Diferentes Rasgos De Egoísmo Y De La Carne Contrastados Con La Gracia Y Devoción De Cristo
En lo que resta del capítulo, desde el versículo 46, el Evangelio nos presenta las distintas características del egoísmo y de la carne que están en contraste con la gracia y la consagración manifestadas en Cristo, y que tienden a evitar que el creyente camine en Sus pisadas. Los versículos 46-48; 49 y 50; 51-56, respectivamente, presentan ejemplos de esto; y, desde el 57 al 62, tenemos el contraste entre la voluntad engañosa del hombre y el llamamiento eficaz de la gracia; el descubrimiento de la repugnancia de la carne, cuando hay un llamamiento verdadero; y la renunciación absoluta a todas las cosas, a fin de obedecerlo, nos es presentada por el Espíritu de Dios.

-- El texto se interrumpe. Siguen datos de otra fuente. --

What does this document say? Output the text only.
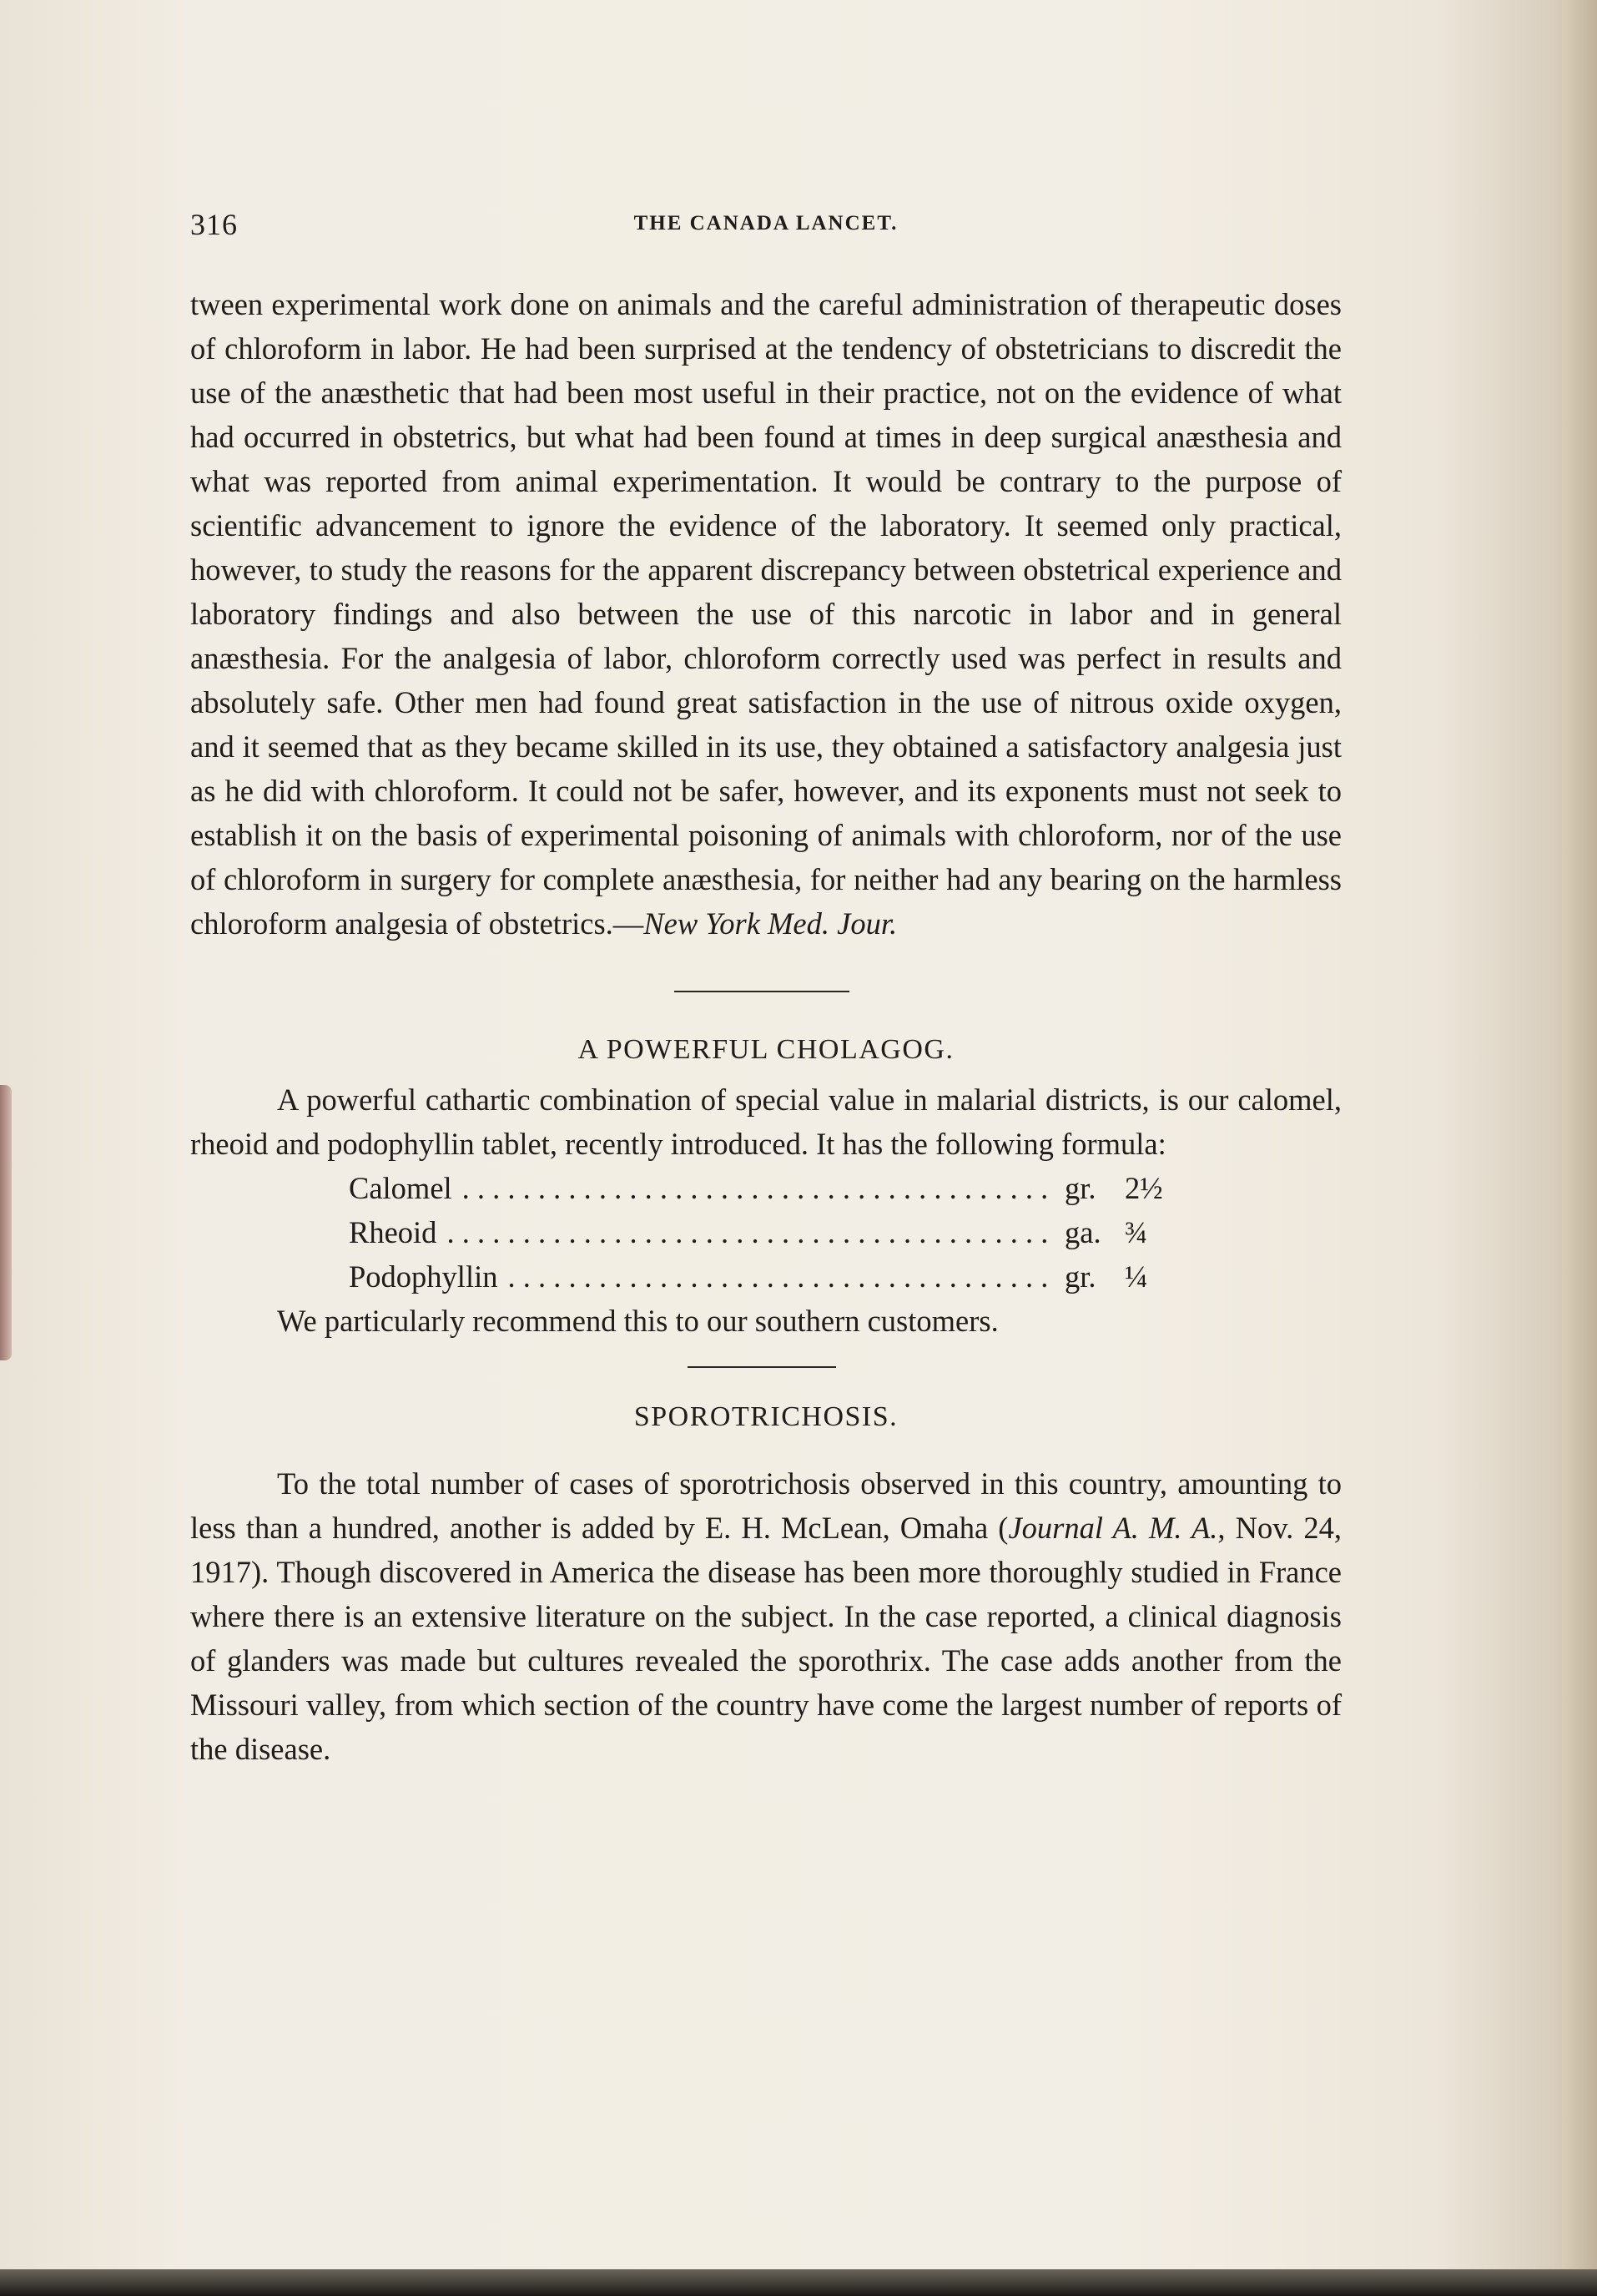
316	THE CANADA LANCET.

tween experimental work done on animals and the careful administration of therapeutic doses of chloroform in labor. He had been surprised at the tendency of obstetricians to discredit the use of the anæsthetic that had been most useful in their practice, not on the evidence of what had occurred in obstetrics, but what had been found at times in deep surgical anæsthesia and what was reported from animal experimentation. It would be contrary to the purpose of scientific advancement to ignore the evidence of the laboratory. It seemed only practical, however, to study the reasons for the apparent discrepancy between obstetrical experience and laboratory findings and also between the use of this narcotic in labor and in general anæsthesia. For the analgesia of labor, chloroform correctly used was perfect in results and absolutely safe. Other men had found great satisfaction in the use of nitrous oxide oxygen, and it seemed that as they became skilled in its use, they obtained a satisfactory analgesia just as he did with chloroform. It could not be safer, however, and its exponents must not seek to establish it on the basis of experimental poisoning of animals with chloroform, nor of the use of chloroform in surgery for complete anæsthesia, for neither had any bearing on the harmless chloroform analgesia of obstetrics.—New York Med. Jour.

A POWERFUL CHOLAGOG.

A powerful cathartic combination of special value in malarial districts, is our calomel, rheoid and podophyllin tablet, recently introduced. It has the following formula:

Calomel . . .	gr. 2½
Rheoid . . .	ga. ¾
Podophyllin . . .	gr. ¼

We particularly recommend this to our southern customers.

SPOROTRICHOSIS.

To the total number of cases of sporotrichosis observed in this country, amounting to less than a hundred, another is added by E. H. McLean, Omaha (Journal A. M. A., Nov. 24, 1917). Though discovered in America the disease has been more thoroughly studied in France where there is an extensive literature on the subject. In the case reported, a clinical diagnosis of glanders was made but cultures revealed the sporothrix. The case adds another from the Missouri valley, from which section of the country have come the largest number of reports of the disease.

El Señor (en respuesta al espíritu que procuraba el engrandecimiento de la propia compañía de ellos, olvidándose de la cruz), expresa a los discípulos lo que no ocultaba de Sí mismo, la verdad de Dios, de que todos estaban de tal manera contra ellos que, si alguno no tenía esta actitud, es que estaba definitivamente por ellos. Así de minuciosa era la prueba a la cual la presencia de Cristo sometía al corazón. La otra razón, presentada en otro lugar, no se repite aquí. El Espíritu, en relación con esto, se limita al punto de vista que estamos considerando. Así rechazado, el Señor no juzga a nadie. No toma venganza por Sí mismo: Él vino a salvar las vidas de los hombres. El que un Samaritano rechazara al Mesías era, para los discípulos, digno de destrucción. Cristo vino a salvar las vidas de los hombres. Él se somete al insulto, y se va a otro lugar. Había quienes deseaban servirle aquí abajo. Él no tenía ningún hogar al que llevarlos. Entre tanto, por esta misma razón, la predicación del reino era la cosa única para Su amor inagotable; los muertos (para Dios) podían enterrar a sus muertos. Aquel que había sido llamado, que estaba vivo, tiene que ocuparse de una cosa, del reino, para dar testimonio de él; y hacerlo sin mirar atrás, la urgencia del asunto elevándole por sobre todos los otros pensamientos. Aquel que había puesto su mano en el arado, no debía mirar atrás. El reino, en presencia de la enemistad—la ruina—del hombre, de todo lo que se le oponía, requería que el alma fuese absorbida plenamente en sus intereses por el poder de Dios. La obra de Dios, en presencia del rechazo de Cristo, demandaba una completa consagración.